Para adoptar tal decisión, el Tribunal de primera instancia precisó que si bien dentro del sub judice se logró establecer que el vehículo oficial perteneciente al Ejército Nacional ocasionó el accidente a que refiere el libelo introductorio de la demanda, lo cierto es que no existe prueba que indique nexo causal alguno entre ese hecho dañoso y el daño reclamado. Sumado a lo anterior, el Tribunal enfatizó en que en la historia clínica de la madre del menor se señaló que no le fue detectado daño alguno con ocasión del pluricitado accidente de tránsito; además, manifestó que en el citado documento clínico se hace referencia a un episodio de amenaza de parto pre término “que nada tuvo que ver con el accidente sufrido y que la Sala desconoce si pudo tener efectos en la patología sufrida por el menor”, razón por la cual sostuvo el a quo que a partir de lo probado en el proceso no era posible imputarle la causación del daño sufrido por el menor Rodrigo Alfonso Ijají Avirama a la entidad demandada. Respecto de tales consideraciones, el Tribunal se manifestó en los siguientes términos: “Si bien es cierto en el sub judice se tiene establecido, según se ha visto, que el vehículo oficial al servicio del Ejército Nacional ocasionó el accidente a que se refiere la demanda en la fecha que ha indicado, hecho por el cual y respecto de los daños materiales sufridos por el automotor en que viajaba BLANCA AVIRAMA, se responsabilizó en audiencia de conciliación prejudicial (folios 329 a 354 del cuaderno de pruebas), no existe prueba que indique nexo causal alguno entre el daño

que origina la reclamación (daño cerebral del menor RODRIGO ALFONSO IJAJÍ) y el hecho dañoso demostrado: accidente de tránsito. En tal sentido le asiste razón al llamado en garantía y al Ministerio Público, al alegar de conclusión, así lo ponen de presente. El historial clínico de la madre del menor IJAJÍ destaca que no le fue detectado daño alguno con ocasión del accidente de tránsito referido, como que los resultados de los exámenes y valoración practicados en el momento aparecieron como normales.

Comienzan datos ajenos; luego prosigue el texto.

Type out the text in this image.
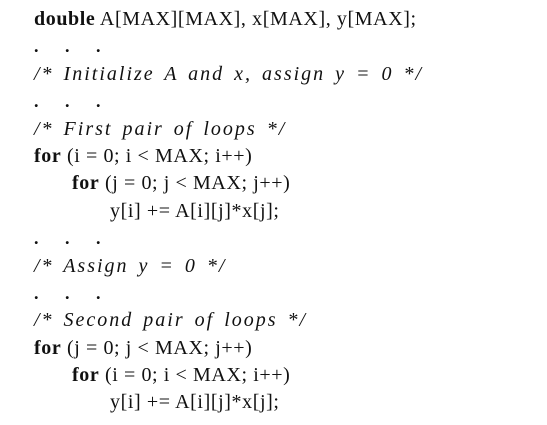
double A[MAX][MAX], x[MAX], y[MAX];
. . .
/* Initialize A and x, assign y = 0 */
. . .
/* First pair of loops */
for (i = 0; i < MAX; i++)
for (j = 0; j < MAX; j++)
y[i] += A[i][j]*x[j];
. . .
/* Assign y = 0 */
. . .
/* Second pair of loops */
for (j = 0; j < MAX; j++)
for (i = 0; i < MAX; i++)
y[i] += A[i][j]*x[j];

Por otra parte se tiene noticia procesal, con fundamento en la historia clínica, acerca de un episodio de amenaza de parto pre término que nada tuvo que ver con el accidente sufrido y que la Sala desconoce si pudo tener efectos en la patología sufrida por el menor. En síntesis, no puede, en consecuencia, válidamente con fundamento en lo probado imputarse el daño del menor a la demandada por razón del accidente. El esfuerzo probatorio de la parte actora quedó (sic) truncó en el punto en que, precisamente, se refería a la valoración científica de la lesión del menor pues, al no practicarse –por desistir la parte actora de dicha prueba– el examen de resonancia magnética ordenado por los médicos especialistas se impidió que éstos conceptuaran de fondo, con lo que tal aspecto resultó absolutamente huérfano de prueba, ausencia que le es imputable a la parte actora quien tenía la carga de probar tal extremo de la controversia y que, al no hacerlo, determina que se deban despachar negativamente los

pedimentos de la demanda, como se hará” (fls. 148-153 cuad. ppal.). 1.5. La impugnación. La parte actora interpuso recurso de apelación contra la anterior providencia; como fundamento de su inconformidad manifestó, básicamente, que la sentencia de primera instancia no efectuó valoración alguna del testimonio rendido por la doctora María Eugenia Niño Arango, quien, en aquella época, era la médica tratante del menor lesionado, la cual, en la citada prueba, se pronunció respecto de los siguientes aspectos: i) tipo de lesión que padece el menor Ricardo Alfonso Ijají Avirama; ii) causa u origen de la lesión denominada encefalopatía prenatal estática; y iii) consecuencias de las lesiones sufridas por el menor lesionado. Lo anterior, para mayor claridad, lo manifestó en los siguientes términos: “Los anteriores registros de carácter probatorio que nos brinda en este proceso una profesional idónea, quien ha realizado un seguimiento permanente desde el punto de vista médico – científico al menor lesionado y su familia, contradice la consideración del Tribunal Contencioso de carecer en absoluto de valoración científica sobre los puntos materia de responsabilidad administrativa, como lo son la relación de causalidad y finalmente el daño y las consecuencias físicas del menor. Realmente la sentencia apelada no brinda explicación alguna sobre la omisión valorativa que hace de tan importante testimonio. Bajo los anteriores presupuestos solicito respetuosamente al Honorable Consejo de Estado valore probatoriamente el testimonio de la Doctora María Eugenia Miño, en los aspectos antes indicados, pedimento que se formula en esta alzada en consideración de la omisión valorativa en que

incurre en este aspecto el Tribunal Contencioso Administrativo del Cauca y proceda consecuencialmente a revocar la providencia de 18 de mayo del 2000 accediendo a las pretensiones formuladas en la demanda” (fls. 156159 cuad. ppal.). El recurso fue concedido por el Tribunal a quo a través de auto de 5 de julio de 2000 y fue admitido por esta Corporación el 25 de septiembre de 2000 (fls. 162,169 cuad. ppal.). 1.6. Mediante escrito presentado el 14 de febrero de 2011, el señor Consejero doctor Hernán Andrade Rincón manifestó su impedimento para conocer de este proceso por hallarse incurso en la causal de impedimento prevista en el numeral 2° del artículo 150 del Código de Procedimiento Civil, dado que en su condición de Magistrado del Tribunal Administrativo del Cauca, conoció de este asunto en instancia anterior (fl. 74 cuad. ppal.). En virtud de lo anterior, a través de proveído de 4 de marzo del año en curso el impedimento aludido fue aceptado y, en consecuencia se ordenó separar al citado Magistrado del conocimiento del presente asunto (fls. 176-178 cuad. ppal.).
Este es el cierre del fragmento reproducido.